過去スレpart5の242より、各 i ∈ I に対して Aut(L/K) の各元を E_i に制限することにより
連続準同型 f_i:Aut(L/K) → Aut(E_i/K) が得られる。
f_i を G_i に制限した写像を g_i:G_i → Aut(E_i/K) とする。
g_i が全単射であることを示せば良い。
過去スレpart4の887より f_i は全射である。
よって、任意の ρ ∈ Aut(E_i/K) に対して σ’∈ Aut(L/K) で σ’の E_i への制限が
ρ と一致するものが存在する。
>>25より E_i/K は有限次拡大である。
L/K は分離的(過去スレpart4の843)だから E_i/K も分離的である。

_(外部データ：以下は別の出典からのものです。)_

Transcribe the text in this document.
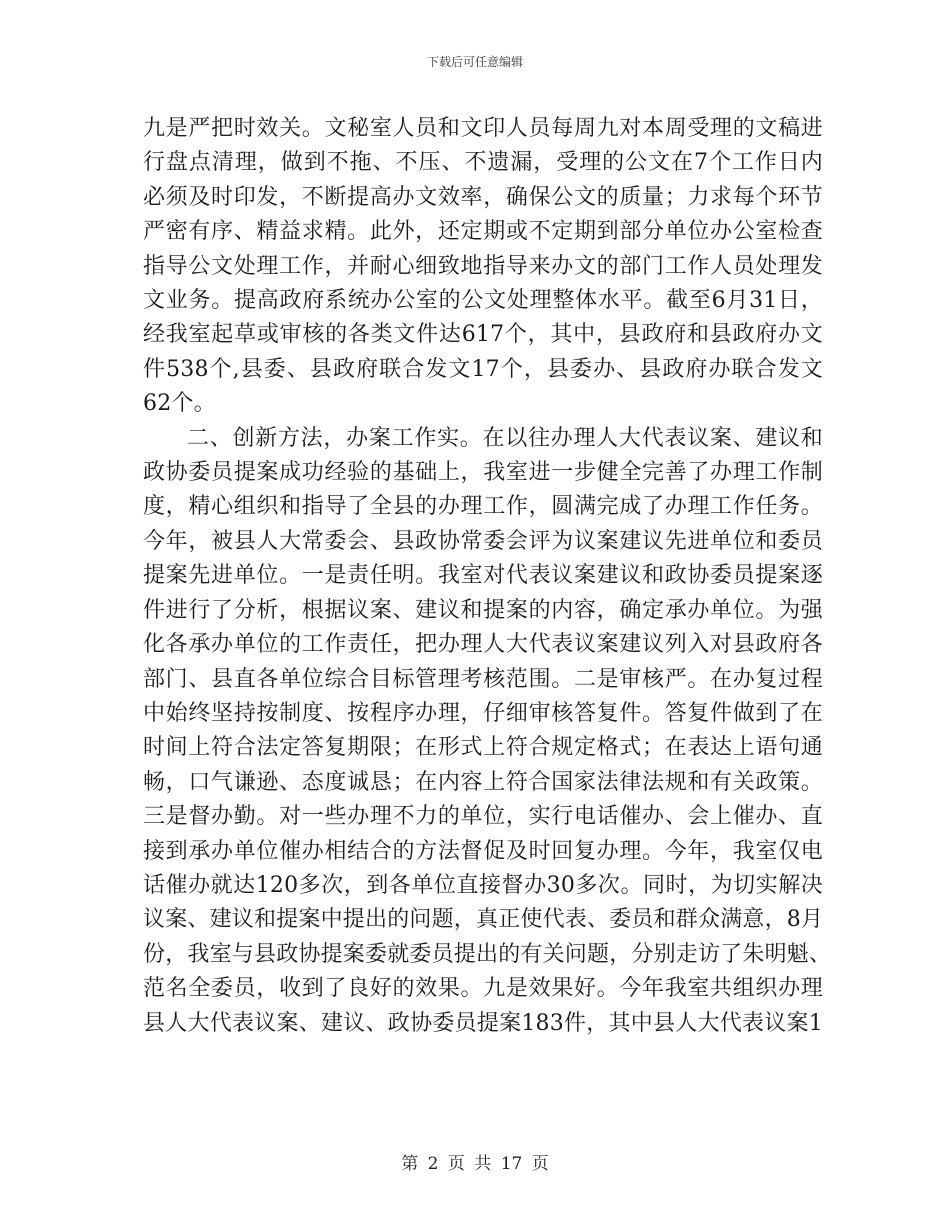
下载后可任意编辑
九是严把时效关。文秘室人员和文印人员每周九对本周受理的文稿进
行盘点清理，做到不拖、不压、不遗漏，受理的公文在7个工作日内
必须及时印发，不断提高办文效率，确保公文的质量；力求每个环节
严密有序、精益求精。此外，还定期或不定期到部分单位办公室检查
指导公文处理工作，并耐心细致地指导来办文的部门工作人员处理发
文业务。提高政府系统办公室的公文处理整体水平。截至6月31日，
经我室起草或审核的各类文件达617个，其中，县政府和县政府办文
件538个,县委、县政府联合发文17个，县委办、县政府办联合发文
62个。
二、创新方法，办案工作实。在以往办理人大代表议案、建议和
政协委员提案成功经验的基础上，我室进一步健全完善了办理工作制
度，精心组织和指导了全县的办理工作，圆满完成了办理工作任务。
今年，被县人大常委会、县政协常委会评为议案建议先进单位和委员
提案先进单位。一是责任明。我室对代表议案建议和政协委员提案逐
件进行了分析，根据议案、建议和提案的内容，确定承办单位。为强
化各承办单位的工作责任，把办理人大代表议案建议列入对县政府各
部门、县直各单位综合目标管理考核范围。二是审核严。在办复过程
中始终坚持按制度、按程序办理，仔细审核答复件。答复件做到了在
时间上符合法定答复期限；在形式上符合规定格式；在表达上语句通
畅，口气谦逊、态度诚恳；在内容上符合国家法律法规和有关政策。
三是督办勤。对一些办理不力的单位，实行电话催办、会上催办、直
接到承办单位催办相结合的方法督促及时回复办理。今年，我室仅电
话催办就达120多次，到各单位直接督办30多次。同时，为切实解决
议案、建议和提案中提出的问题，真正使代表、委员和群众满意，8月
份，我室与县政协提案委就委员提出的有关问题，分别走访了朱明魁、
范名全委员，收到了良好的效果。九是效果好。今年我室共组织办理
县人大代表议案、建议、政协委员提案183件，其中县人大代表议案1
第 2 页 共 17 页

よって、原始要素の定理(過去スレpart1の335)より E_i = K(θ) となる θ がある。
>>25の証明より σ’(θ) = σ_i(θ) となる σ_i ∈ E_i がある。
一方、σ’(θ) = ρ(θ) だから σ_i(θ) = ρ(θ) である。
よって、σ_i の E_i への制限は ρ と一致する。
即ち、g_i(σ_i) = ρ である。
よって、g_i:G_i → Aut(E_i/K) は全射である。

>>22の記号で S_i の各元は j ≠ i のとき G_j で不変であるから S_i ⊂ E_i である。
τ ≠ 1 を G_i の元とする。
τ ≠ 1 だから S_i の元 s で τ(s) ≠ s となるものが存在する。
よって、g_i(τ) ≠ 1 である。
よって、g_i は単射である。